Но больше всего доставалось в нашем взводе Егору Тимофеевичу Бринько. Это был уже немолодой, грузный человек. Самый старший среди нас и самый высокий. До войны работал колхозным бригадиром на Полтавщине. Большой и сильный Егор Тимофеевич тяжело переносил дальние марши. И, как бы оправдываясь, каждый раз после такого перехода говорил самому выносливому из нас, Паше Шевердяеву:

— В тебе сколько весу? Пятьдесят кило с небольшим, а во мне сто с гаком. Ну-ка, я на тебя еще пятьдесят навалю! Пойдешь? То-то! А я, бачишь, иду.

Тяжело было Егору Тимофеевичу на переходах, а особенно по таким хлюпким дорогам. Идет Егор Тимофеевич, сжав зубы, и, наверно, думает: «Эх, скорей бы привал! Передышка!..»

Километров через двадцать, уже днем, сделали мы большой привал на краю полусожженного польского села, чтобы пообедать.

Сердце солдата - img_16.png

Дождь кончился. По небу плыли хмурые тучи, но кое-где в разрывах между ними виднелось синее небо, а иногда и солнце выглядывало. Оно казалось неправдоподобно ярким среди серых красок дождливого весеннего дня.

Егор Тимофеевич не сел, а свалился под деревом на плащ-палатку. Он вытянул усталые ноги в больших кирзовых сапогах, заляпанных грязью, прислонился головой к мокрому стволу и закрыл глаза. По лицу его скользнула блаженная улыбка.

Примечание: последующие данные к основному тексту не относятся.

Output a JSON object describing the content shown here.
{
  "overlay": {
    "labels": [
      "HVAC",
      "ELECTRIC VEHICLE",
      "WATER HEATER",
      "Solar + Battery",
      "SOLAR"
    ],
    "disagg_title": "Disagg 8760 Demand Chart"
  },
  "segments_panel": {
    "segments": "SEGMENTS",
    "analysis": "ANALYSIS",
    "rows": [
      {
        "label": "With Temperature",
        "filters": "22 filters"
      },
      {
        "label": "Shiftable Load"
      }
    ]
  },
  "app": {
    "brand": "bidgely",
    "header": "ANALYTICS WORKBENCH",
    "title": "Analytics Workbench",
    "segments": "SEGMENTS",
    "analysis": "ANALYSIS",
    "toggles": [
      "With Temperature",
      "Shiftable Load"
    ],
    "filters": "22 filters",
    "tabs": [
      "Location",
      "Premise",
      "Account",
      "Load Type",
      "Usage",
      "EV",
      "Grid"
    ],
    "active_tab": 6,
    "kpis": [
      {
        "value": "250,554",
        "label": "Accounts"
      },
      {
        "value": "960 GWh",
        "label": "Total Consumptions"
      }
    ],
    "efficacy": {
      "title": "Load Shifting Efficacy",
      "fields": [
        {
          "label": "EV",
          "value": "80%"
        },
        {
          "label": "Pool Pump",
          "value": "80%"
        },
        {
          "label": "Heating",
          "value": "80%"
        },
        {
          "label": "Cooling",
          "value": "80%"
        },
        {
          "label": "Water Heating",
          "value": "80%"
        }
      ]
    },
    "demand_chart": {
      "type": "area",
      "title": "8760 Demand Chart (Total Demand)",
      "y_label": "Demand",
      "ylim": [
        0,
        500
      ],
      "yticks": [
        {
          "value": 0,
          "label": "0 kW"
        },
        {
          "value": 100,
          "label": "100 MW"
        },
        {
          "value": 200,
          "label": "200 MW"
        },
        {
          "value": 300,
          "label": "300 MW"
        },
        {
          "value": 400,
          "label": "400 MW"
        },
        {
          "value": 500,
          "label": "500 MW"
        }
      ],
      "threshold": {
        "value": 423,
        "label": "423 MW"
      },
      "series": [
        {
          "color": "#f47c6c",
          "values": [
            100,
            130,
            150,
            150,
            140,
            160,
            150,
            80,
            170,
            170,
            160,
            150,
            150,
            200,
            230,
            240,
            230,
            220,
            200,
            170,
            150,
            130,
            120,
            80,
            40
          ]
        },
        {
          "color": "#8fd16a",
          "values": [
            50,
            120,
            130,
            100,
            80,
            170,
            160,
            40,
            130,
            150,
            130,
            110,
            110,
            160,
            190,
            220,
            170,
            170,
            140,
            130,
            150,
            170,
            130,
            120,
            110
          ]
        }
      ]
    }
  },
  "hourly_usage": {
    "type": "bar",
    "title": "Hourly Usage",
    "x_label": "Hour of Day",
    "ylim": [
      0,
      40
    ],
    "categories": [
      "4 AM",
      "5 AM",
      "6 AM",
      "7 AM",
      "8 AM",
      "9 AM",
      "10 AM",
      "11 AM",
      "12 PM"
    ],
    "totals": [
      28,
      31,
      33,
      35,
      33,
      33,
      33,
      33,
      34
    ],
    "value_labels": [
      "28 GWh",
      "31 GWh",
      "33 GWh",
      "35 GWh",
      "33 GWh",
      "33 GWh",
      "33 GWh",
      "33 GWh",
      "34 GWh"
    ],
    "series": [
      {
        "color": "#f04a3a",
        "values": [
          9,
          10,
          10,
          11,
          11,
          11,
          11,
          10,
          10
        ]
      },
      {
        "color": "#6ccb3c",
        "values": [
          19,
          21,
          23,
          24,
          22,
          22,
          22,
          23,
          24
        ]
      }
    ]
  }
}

Через несколько минут он открыл глаза и огляделся.

Возле дороги, постелив на мокрую землю плащ-палатки, сидели и лежали солдаты. Рядом дымилась походная кухня.

Поодаль полем тащилась костлявая рыжая лошаденка. Она волокла за собой тускло поблескивающий плуг. На ручки плуга всем телом навалилась старуха в черном платке и сером длинном старушечьем платье. Рядом с лошадью, смешно подпрыгивая, семенила девочка в розовом ситцевом платьице в белый горошек.

Егор Тимофеевич смотрел на лошадь, на старуху, на девочку, и в глазах его появились теплые огоньки. Он с трудом поднялся и пошел к командиру взвода.

О чем он с ним говорил, — я не слышал. Только видел, как Егор Тимофеевич направился в поле.

Там он сказал что-то старухе. Та отстранилась от плуга, а Егор Тимофеевич поплевал на ладони, взялся за ручки плуга и крикнул на лошадь.

То ли лошади стало легче, то ли услышала она мужской голос, только пошла она быстрее, а позади нее зашагал Егор Тимофеевич, и у ног его рождалась глубокая влажная борозда вспаханной земли. От нее подымался легкий пар. Казалось, что земля, взрытая плугом, дышит…

Через час мы уходили дальше. Егор Тимофеевич шел, улыбаясь, и иногда с удовольствием поглядывал на свои широкие ладони. И шаг его был упругим, будто добрые сутки отдыхал солдат от похода.